Background: Polyethylene wear has emerged as a major determining factor in the long-term clinical performance of total knee replacements. This study addresses the in vivo wear performance of two types of polyethylene tibial inserts used in similar total knee arthroplasty designs.
Methods: A surface damage assessment of retrieved specimens was performed for twenty-six net-shape molded tibial inserts manufactured from H1900 resin without calcium stearate additive (Miller-Galante) and forty-three machined ram-extruded tibial inserts manufactured from GUR 4150 resin with calcium stearate additive (Miller-Galante II). Stereomicroscopic inspection and digital image analysis were used to quantify the extent and severity of pitting, dimensional change, and delamination.

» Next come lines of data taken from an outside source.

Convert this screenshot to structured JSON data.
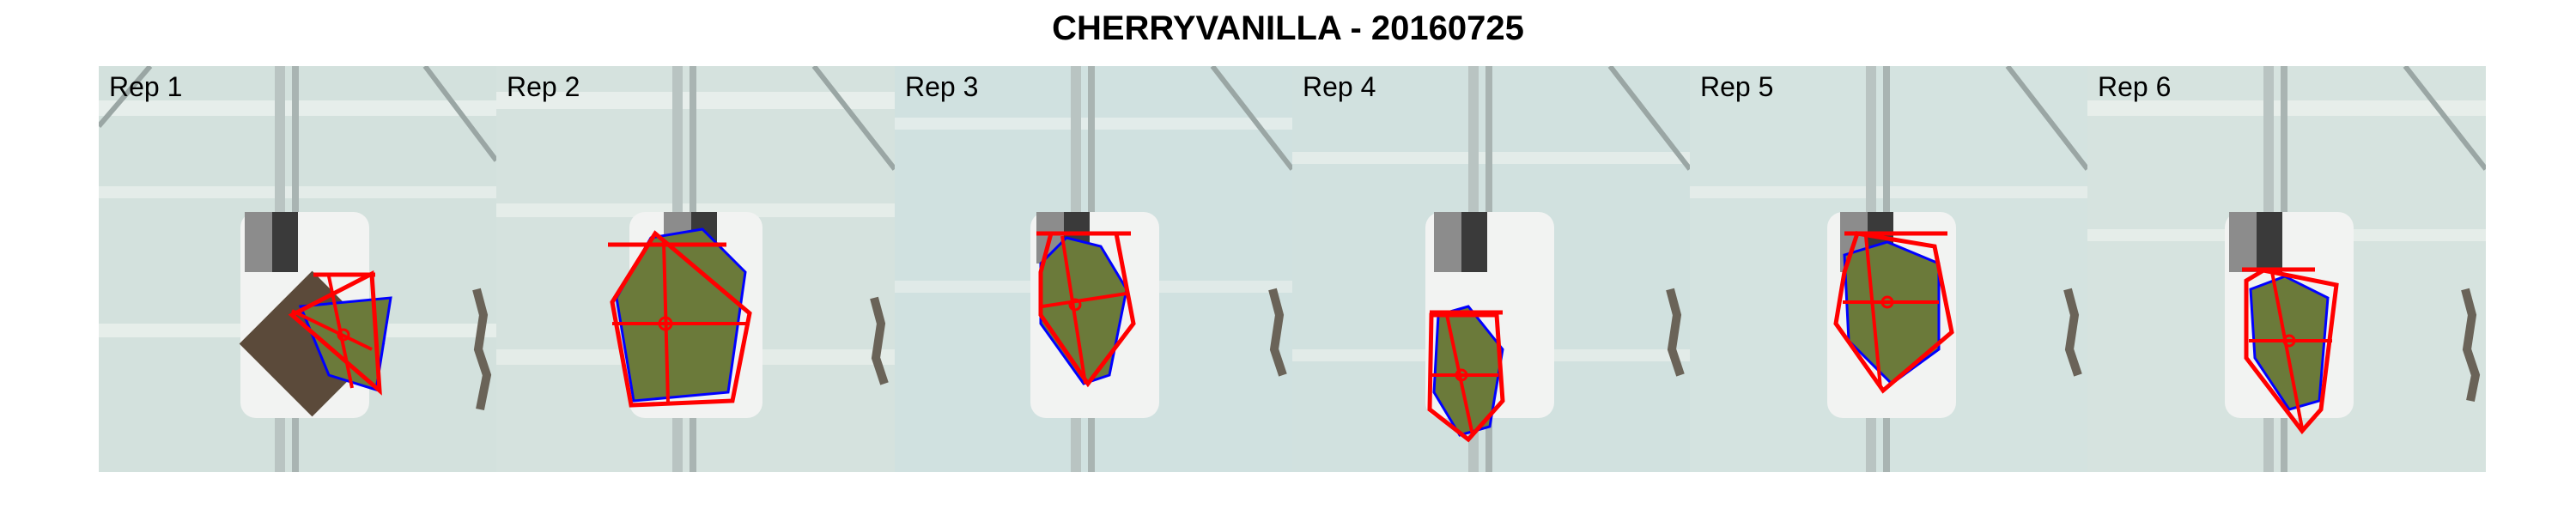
{
  "title": "CHERRYVANILLA - 20160725",
  "panels": [
    {
      "label": "Rep 1"
    },
    {
      "label": "Rep 2"
    },
    {
      "label": "Rep 3"
    },
    {
      "label": "Rep 4"
    },
    {
      "label": "Rep 5"
    },
    {
      "label": "Rep 6"
    }
  ],
  "colors": {
    "hull": "#ff0000",
    "leaf_outline": "#0000ff",
    "leaf_fill": "#6b7a3a",
    "background": "#d6e4e0"
  }
}
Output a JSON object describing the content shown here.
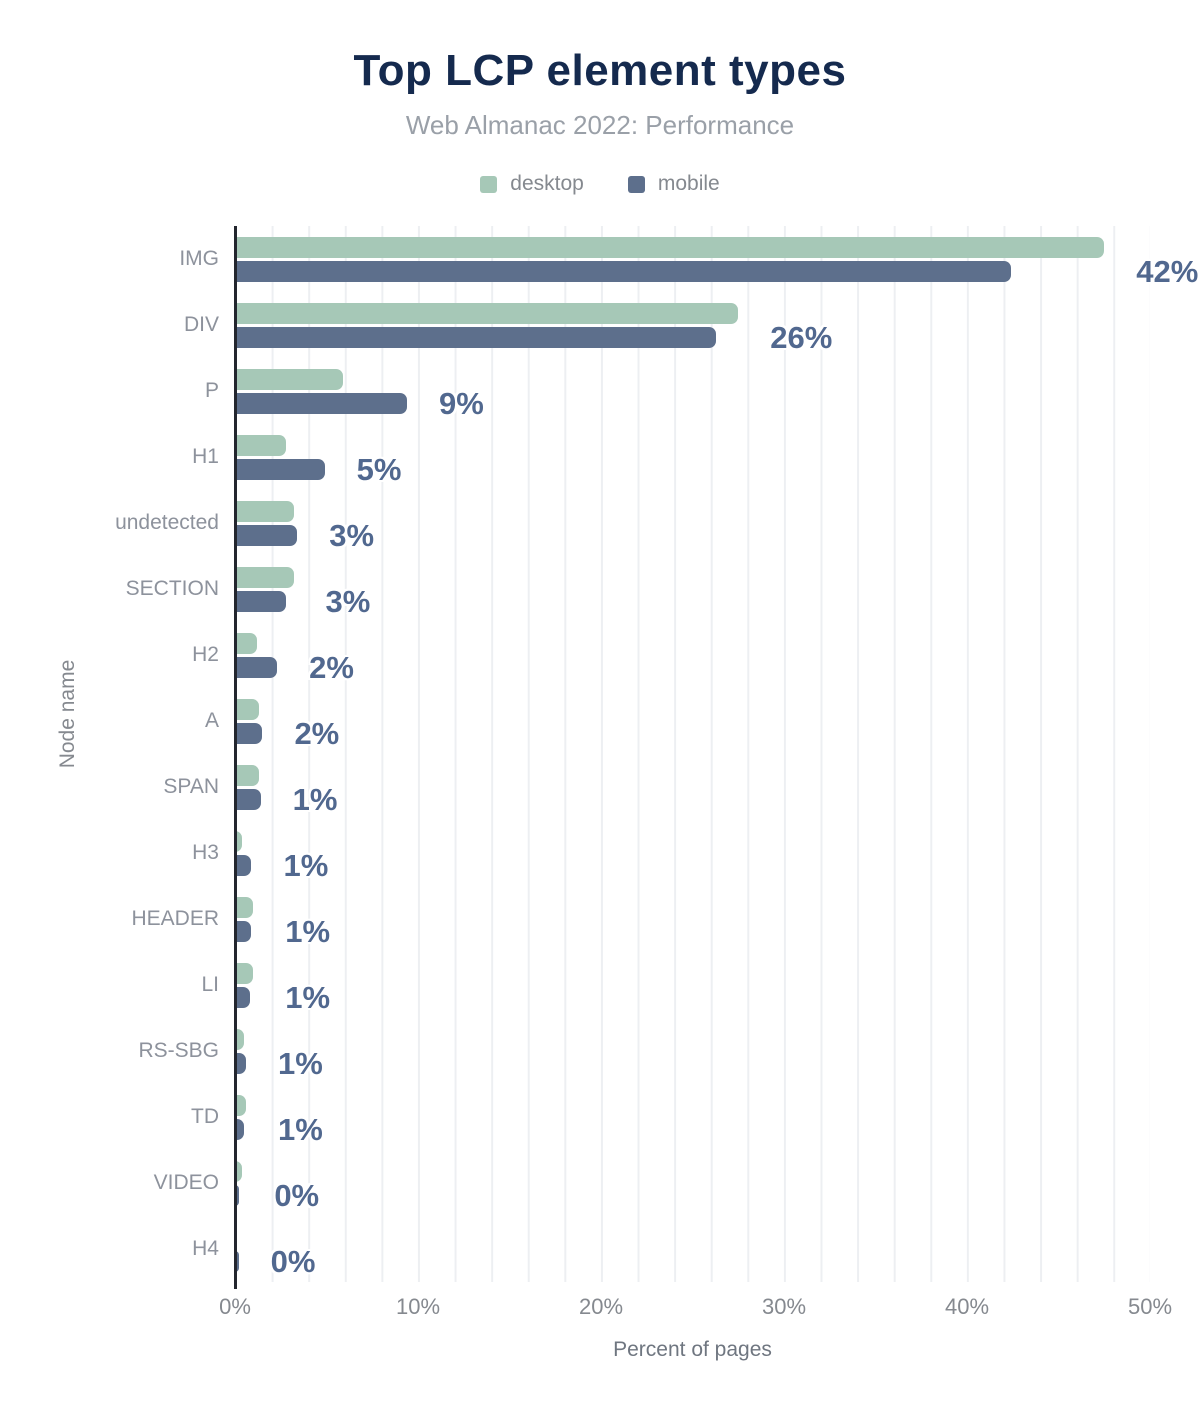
{
  "title": "Top LCP element types",
  "subtitle": "Web Almanac 2022: Performance",
  "legend": {
    "desktop": {
      "label": "desktop",
      "color": "#a6c8b7"
    },
    "mobile": {
      "label": "mobile",
      "color": "#5d6f8c"
    }
  },
  "x_axis": {
    "title": "Percent of pages",
    "ticks": [
      "0%",
      "10%",
      "20%",
      "30%",
      "40%",
      "50%"
    ]
  },
  "y_axis": {
    "title": "Node name"
  },
  "chart_data": {
    "type": "bar",
    "orientation": "horizontal",
    "title": "Top LCP element types",
    "subtitle": "Web Almanac 2022: Performance",
    "xlabel": "Percent of pages",
    "ylabel": "Node name",
    "xlim": [
      0,
      50
    ],
    "gridline_step_percent": 2,
    "legend_position": "top-center",
    "categories": [
      "IMG",
      "DIV",
      "P",
      "H1",
      "undetected",
      "SECTION",
      "H2",
      "A",
      "SPAN",
      "H3",
      "HEADER",
      "LI",
      "RS-SBG",
      "TD",
      "VIDEO",
      "H4"
    ],
    "series": [
      {
        "name": "desktop",
        "color": "#a6c8b7",
        "values": [
          47.5,
          27.5,
          5.9,
          2.8,
          3.2,
          3.2,
          1.2,
          1.3,
          1.3,
          0.4,
          1.0,
          1.0,
          0.5,
          0.6,
          0.4,
          0.1
        ]
      },
      {
        "name": "mobile",
        "color": "#5d6f8c",
        "values": [
          42.4,
          26.3,
          9.4,
          4.9,
          3.4,
          2.8,
          2.3,
          1.5,
          1.4,
          0.9,
          0.9,
          0.8,
          0.6,
          0.5,
          0.2,
          0.2
        ]
      }
    ],
    "value_labels": [
      "42%",
      "26%",
      "9%",
      "5%",
      "3%",
      "3%",
      "2%",
      "2%",
      "1%",
      "1%",
      "1%",
      "1%",
      "1%",
      "1%",
      "0%",
      "0%"
    ],
    "value_label_color": "#51688f"
  }
}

Results: Pitting and dimensional change were the most common modes of damage in both groups, with the prevalence ranging from 77% to 92% for pitting and from 51% to 81% for dimensional change. Delamination was the least common mode of damage, with the prevalence ranging from 21% to 35%. The severity of pitting was higher in association with the cemented implant-bone interface. The extent and severity of delamination increased with implantation time. No severe delamination was observed before sixty months after implantation in the net-shape molded group, whereas severe delamination was present as early as ten months after implantation in the machined ram-extruded group. The time between surgery and the discovery of damage was longer in the net-shape molded group for all modes of damage except for medial dimensional change.
Conclusions: On the basis of the components available in our implant retrieval pool, we found that at equivalent levels of surface damage, the net-shape molded H1900 resin tibial inserts demonstrated longer service life than did the machined ram-extruded GUR 4150 components. The superior performance of the net-shape molded components may be related to the resin type, the absence of calcium stearate, the consolidation method, or the method of final geometry shaping. This superior damage resistance is expected to contribute to superior long-term clinical performance of net-shape molded ultra-high molecular weight polyethylene in total knee arthroplasty.